Key facts
- S&P Dow Jones Indices will maintain existing eligibility rules for the S&P 500.
- Proposals to shorten the IPO seasoning period or waive profitability requirements were rejected.
S&P Dow Jones Indices will maintain existing eligibility rules for the S&P 500, rejecting proposals for faster entry for large IPOs like SpaceX. SpaceX must meet standard profitability and 12-month seasoning criteria, contrasting with rule changes by Nasdaq and FTSE Russell.

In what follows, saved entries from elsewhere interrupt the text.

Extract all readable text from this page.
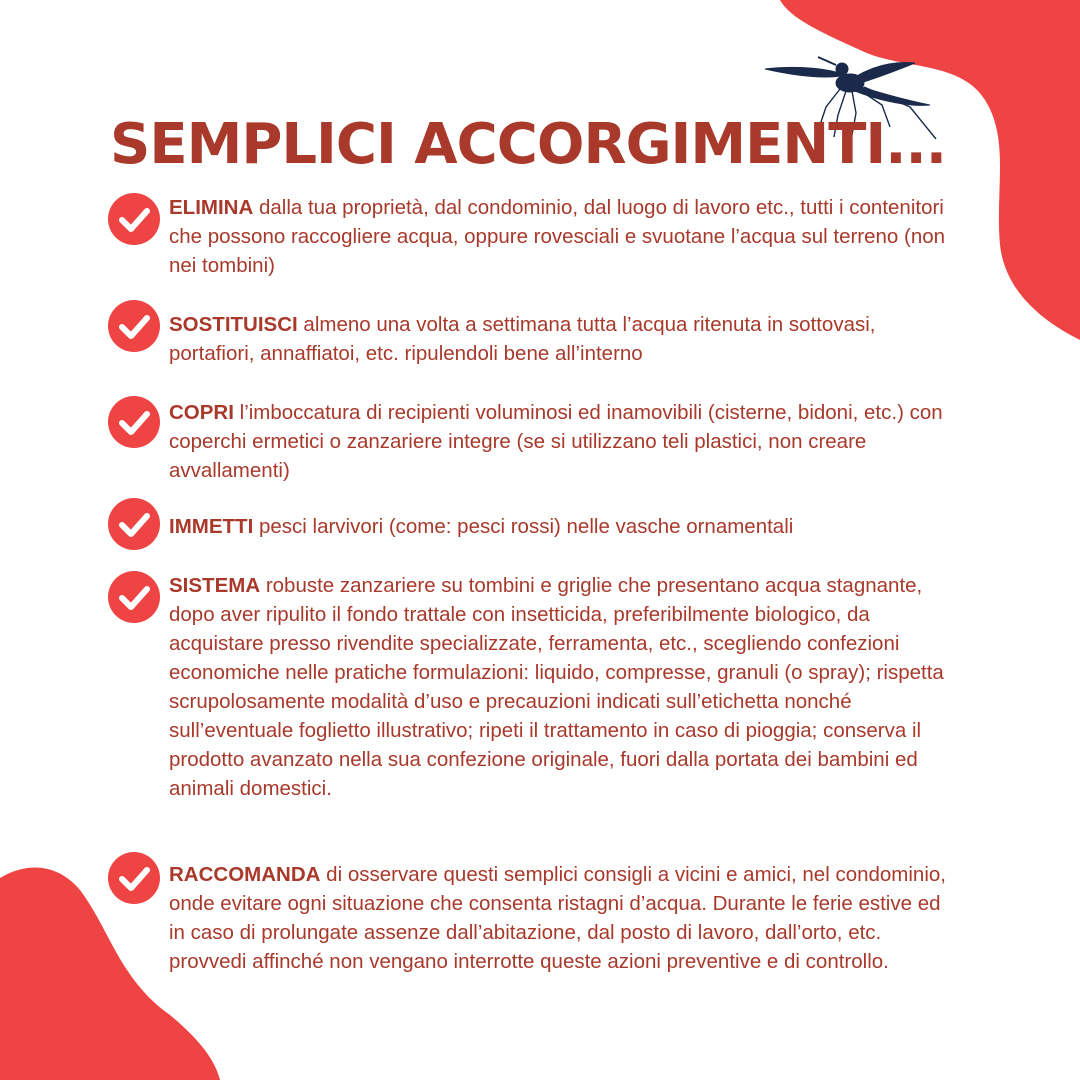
SEMPLICI ACCORGIMENTI...
ELIMINA dalla tua proprietà, dal condominio, dal luogo di lavoro etc., tutti i contenitori che possono raccogliere acqua, oppure rovesciali e svuotane l’acqua sul terreno (non nei tombini)
SOSTITUISCI almeno una volta a settimana tutta l’acqua ritenuta in sottovasi, portafiori, annaffiatoi, etc. ripulendoli bene all’interno
COPRI l’imboccatura di recipienti voluminosi ed inamovibili (cisterne, bidoni, etc.) con coperchi ermetici o zanzariere integre (se si utilizzano teli plastici, non creare avvallamenti)
IMMETTI pesci larvivori (come: pesci rossi) nelle vasche ornamentali
SISTEMA robuste zanzariere su tombini e griglie che presentano acqua stagnante, dopo aver ripulito il fondo trattale con insetticida, preferibilmente biologico, da acquistare presso rivendite specializzate, ferramenta, etc., scegliendo confezioni economiche nelle pratiche formulazioni: liquido, compresse, granuli (o spray); rispetta scrupolosamente modalità d’uso e precauzioni indicati sull’etichetta nonché sull’eventuale foglietto illustrativo; ripeti il trattamento in caso di pioggia; conserva il prodotto avanzato nella sua confezione originale, fuori dalla portata dei bambini ed animali domestici.
RACCOMANDA di osservare questi semplici consigli a vicini e amici, nel condominio, onde evitare ogni situazione che consenta ristagni d’acqua. Durante le ferie estive ed in caso di prolungate assenze dall’abitazione, dal posto di lavoro, dall’orto, etc. provvedi affinché non vengano interrotte queste azioni preventive e di controllo.
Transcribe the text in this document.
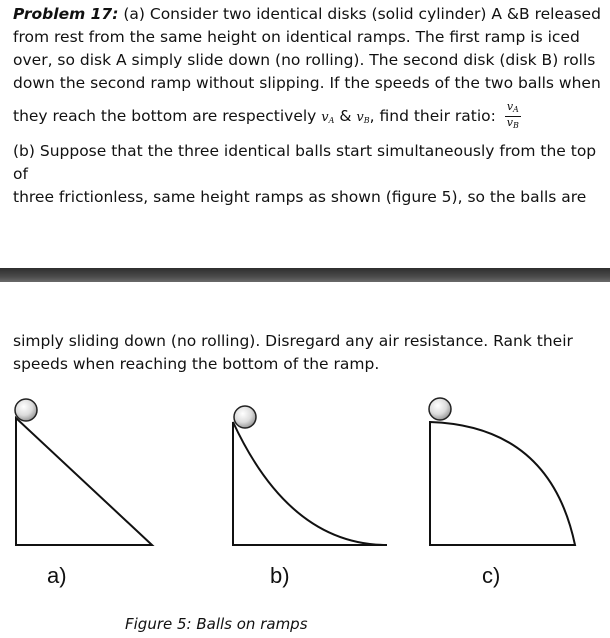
Problem 17: (a) Consider two identical disks (solid cylinder) A &B released
from rest from the same height on identical ramps. The first ramp is iced
over, so disk A simply slide down (no rolling). The second disk (disk B) rolls
down the second ramp without slipping. If the speeds of the two balls when
they reach the bottom are respectively $v_A$ & $v_B$, find their ratio: $\frac{v_A}{v_B}$
(b) Suppose that the three identical balls start simultaneously from the top of
three frictionless, same height ramps as shown (figure 5), so the balls are
simply sliding down (no rolling). Disregard any air resistance. Rank their
speeds when reaching the bottom of the ramp.
a)	b)	c)
Figure 5: Balls on ramps
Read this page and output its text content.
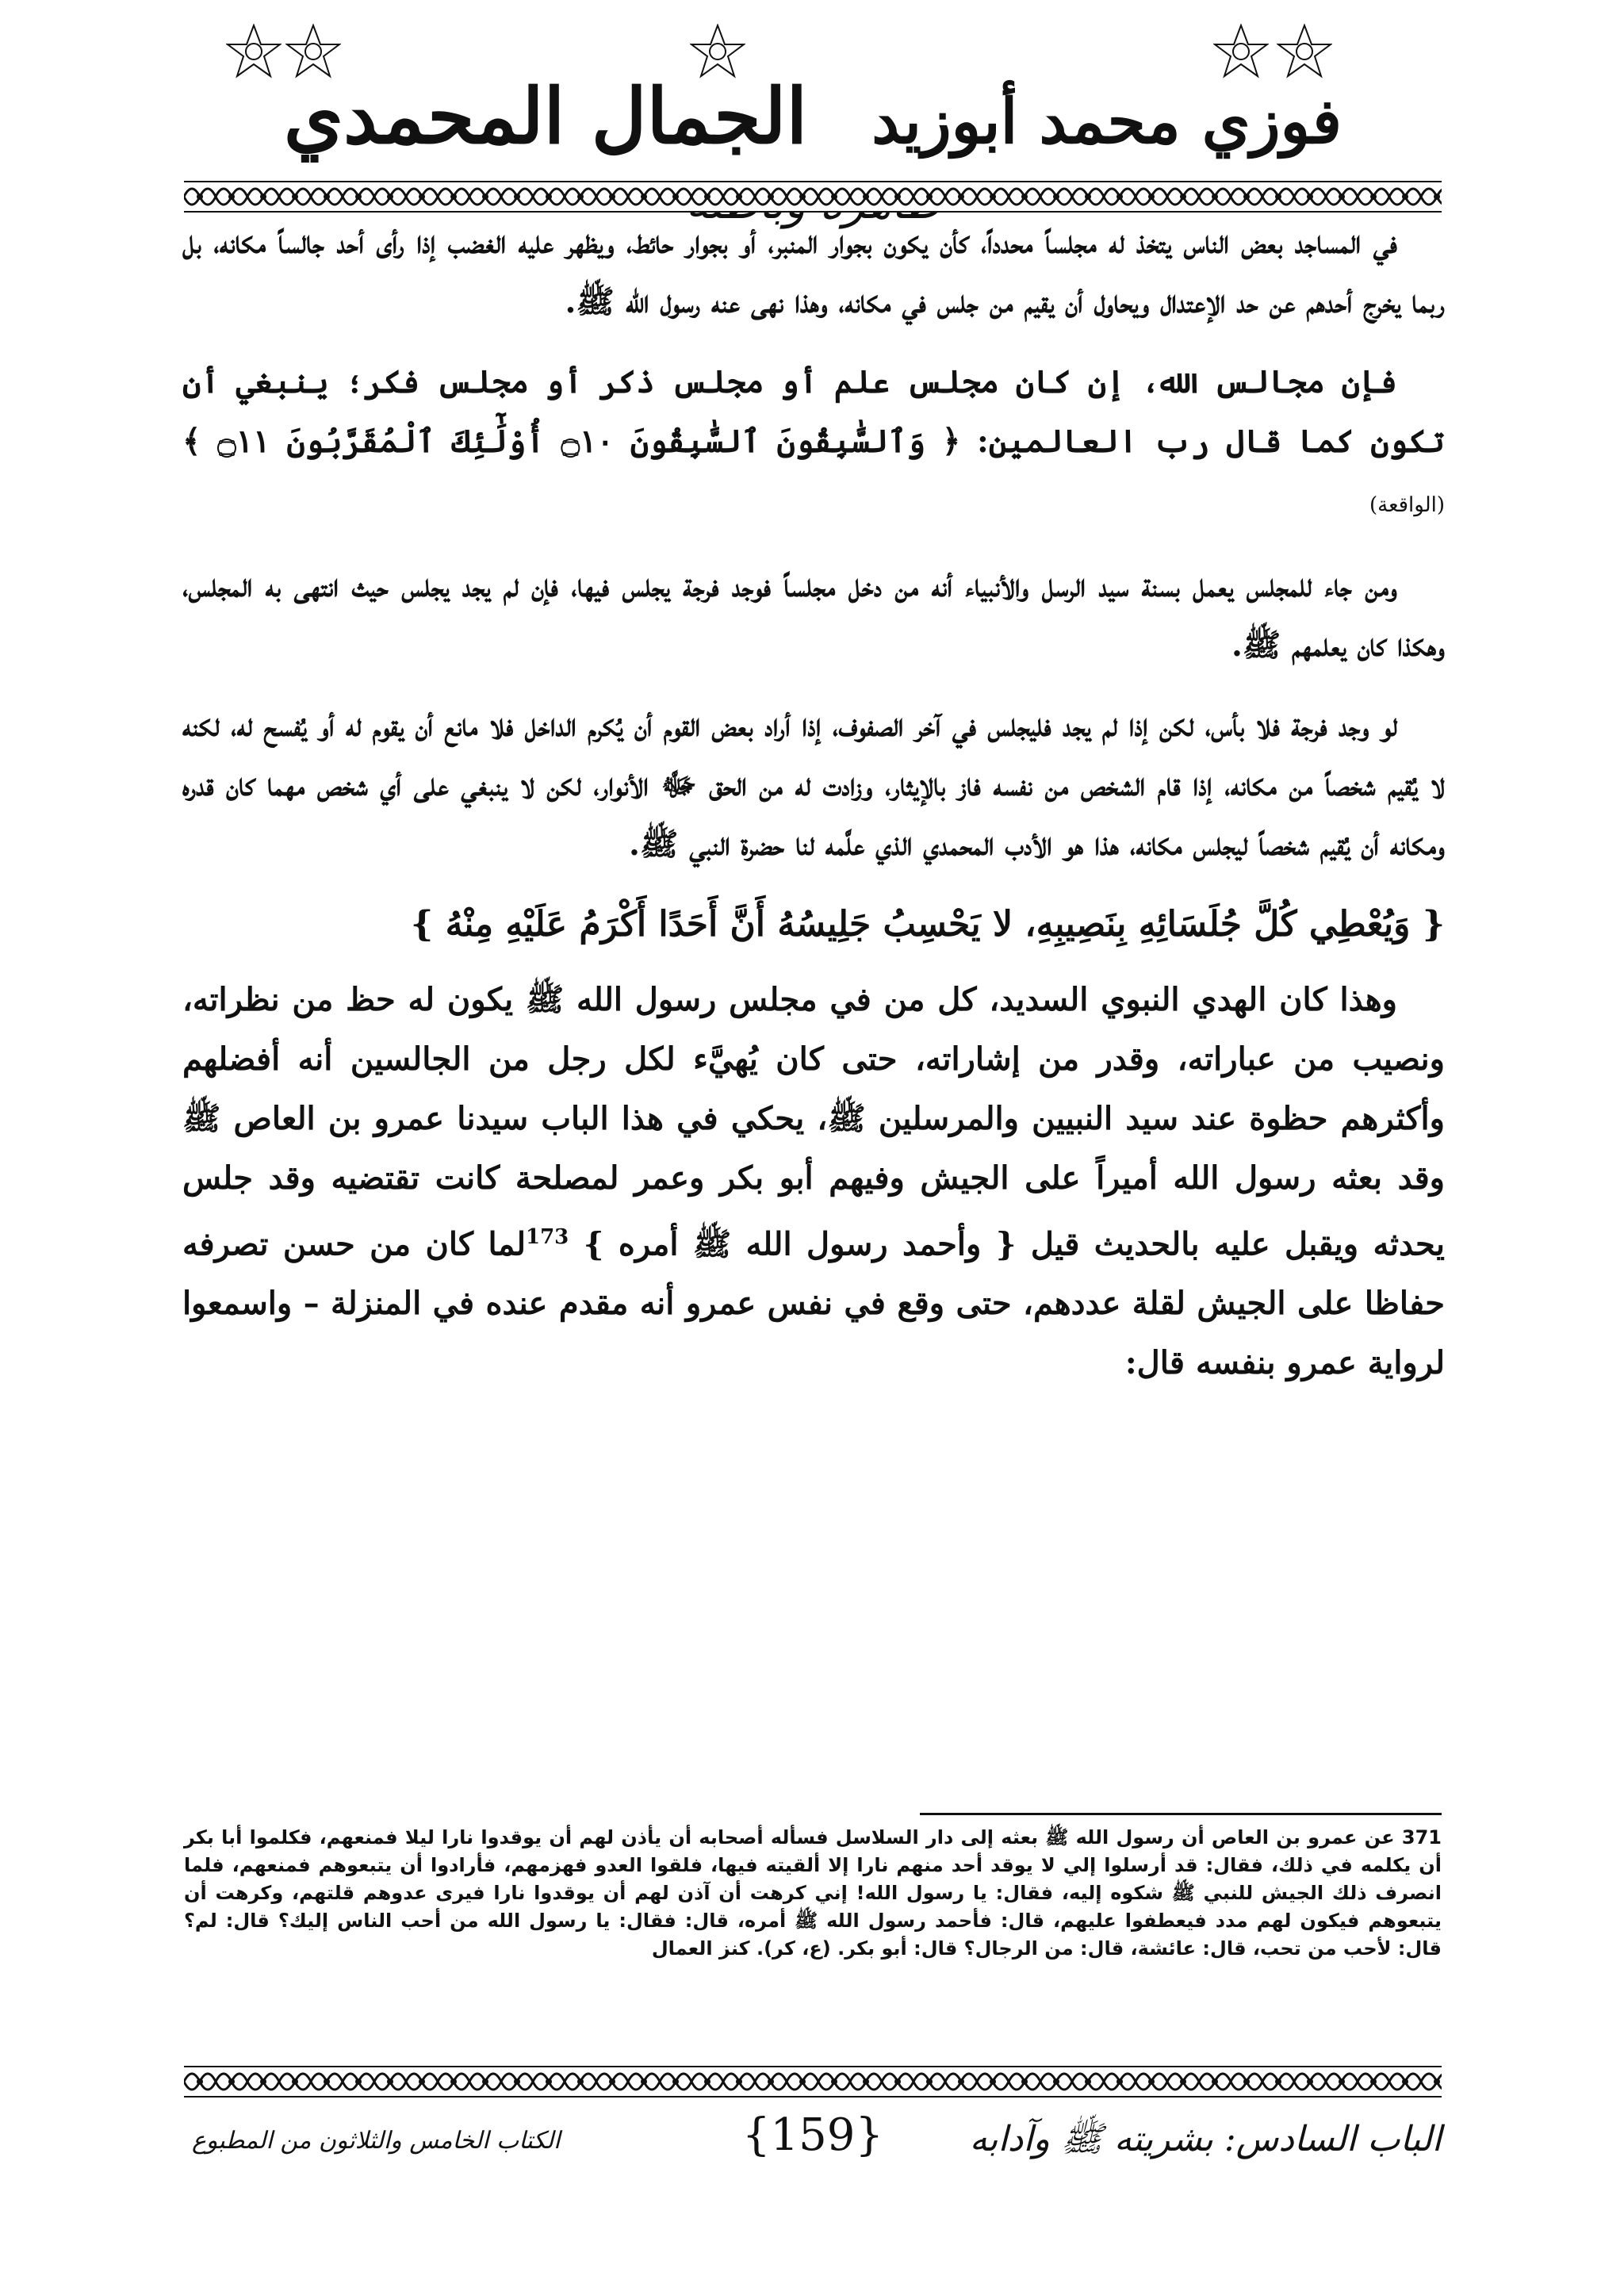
فوزي محمد أبوزيد الجمال المحمدي

في المساجد بعض الناس يتخذ له مجلساً محدداً، كأن يكون بجوار المنبر، أو بجوار حائط، ويظهر عليه الغضب إذا رأى أحد جالساً مكانه، بل ربما يخرج أحدهم عن حد الإعتدال ويحاول أن يقيم من جلس في مكانه، وهذا نهى عنه رسول الله ﷺ.

فإن مجالس الله، إن كان مجلس علم أو مجلس ذكر أو مجلس فكر؛ ينبغي أن تكون كما قال رب العالمين: ﴿ وَٱلسَّٰبِقُونَ ٱلسَّٰبِقُونَ ۝١٠ أُوْلَٰٓئِكَ ٱلْمُقَرَّبُونَ ۝١١ ﴾ (الواقعة)

ومن جاء للمجلس يعمل بسنة سيد الرسل والأنبياء أنه من دخل مجلساً فوجد فرجة يجلس فيها، فإن لم يجد يجلس حيث انتهى به المجلس، وهكذا كان يعلمهم ﷺ.

لو وجد فرجة فلا بأس، لكن إذا لم يجد فليجلس في آخر الصفوف، إذا أراد بعض القوم أن يُكرم الداخل فلا مانع أن يقوم له أو يُفسح له، لكنه لا يُقيم شخصاً من مكانه، إذا قام الشخص من نفسه فاز بالإيثار، وزادت له من الحق ﷻ الأنوار، لكن لا ينبغي على أي شخص مهما كان قدره ومكانه أن يُقيم شخصاً ليجلس مكانه، هذا هو الأدب المحمدي الذي علَّمه لنا حضرة النبي ﷺ.

{ وَيُعْطِي كُلَّ جُلَسَائِهِ بِنَصِيبِهِ، لا يَحْسِبُ جَلِيسُهُ أَنَّ أَحَدًا أَكْرَمُ عَلَيْهِ مِنْهُ }

وهذا كان الهدي النبوي السديد، كل من في مجلس رسول الله ﷺ يكون له حظ من نظراته، ونصيب من عباراته، وقدر من إشاراته، حتى كان يُهيَّء لكل رجل من الجالسين أنه أفضلهم وأكثرهم حظوة عند سيد النبيين والمرسلين ﷺ، يحكي في هذا الباب سيدنا عمرو بن العاص ﷺ وقد بعثه رسول الله أميراً على الجيش وفيهم أبو بكر وعمر لمصلحة كانت تقتضيه وقد جلس يحدثه ويقبل عليه بالحديث قيل { وأحمد رسول الله ﷺ أمره } $^{173}$لما كان من حسن تصرفه حفاظا على الجيش لقلة عددهم، حتى وقع في نفس عمرو أنه مقدم عنده في المنزلة – واسمعوا لرواية عمرو بنفسه قال:

371 عن عمرو بن العاص أن رسول الله ﷺ بعثه إلى دار السلاسل فسأله أصحابه أن يأذن لهم أن يوقدوا نارا ليلا فمنعهم، فكلموا أبا بكر أن يكلمه في ذلك، فقال: قد أرسلوا إلي لا يوقد أحد منهم نارا إلا ألقيته فيها، فلقوا العدو فهزمهم، فأرادوا أن يتبعوهم فمنعهم، فلما انصرف ذلك الجيش للنبي ﷺ شكوه إليه، فقال: يا رسول الله! إني كرهت أن آذن لهم أن يوقدوا نارا فيرى عدوهم قلتهم، وكرهت أن يتبعوهم فيكون لهم مدد فيعطفوا عليهم، قال: فأحمد رسول الله ﷺ أمره، قال: فقال: يا رسول الله من أحب الناس إليك؟ قال: لم؟ قال: لأحب من تحب، قال: عائشة، قال: من الرجال؟ قال: أبو بكر. (ع، كر). كنز العمال
الباب السادس: بشريته ﷺ وآدابه
{159}
الكتاب الخامس والثلاثون من المطبوع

S&P Dow Jones Indices announced it will maintain its existing eligibility requirements for the S&P 500 index, rejecting proposals that would have allowed mega-cap companies like SpaceX to gain faster entry after going public. The index provider stated that exceptions to financial viability, seasoning, and investable weight factor (IWF) requirements should not be granted solely based on market capitalization. This decision means SpaceX, and potentially other large IPOs like Anthropic and OpenAI, will need to wait at least 12 months after their IPO and meet profitability and minimum public float requirements before being considered for the S&P 500. This contrasts with recent rule changes by Nasdaq and FTSE Russell, which allow for quicker inclusion of large companies. The decision comes amid a debate about whether index rules, written for a different era, should adapt to accommodate companies reaching unprecedented sizes before public markets. Some investors expressed concerns that faster inclusion could expose passive funds to greater volatility and hype-driven pricing, while supporters argue indexes should reflect the market's actual composition.
The decision by S&P Dow Jones Indices to maintain strict entry requirements for the S&P 500 means that companies like SpaceX will face a longer path to inclusion, potentially impacting passive fund flows and market representation.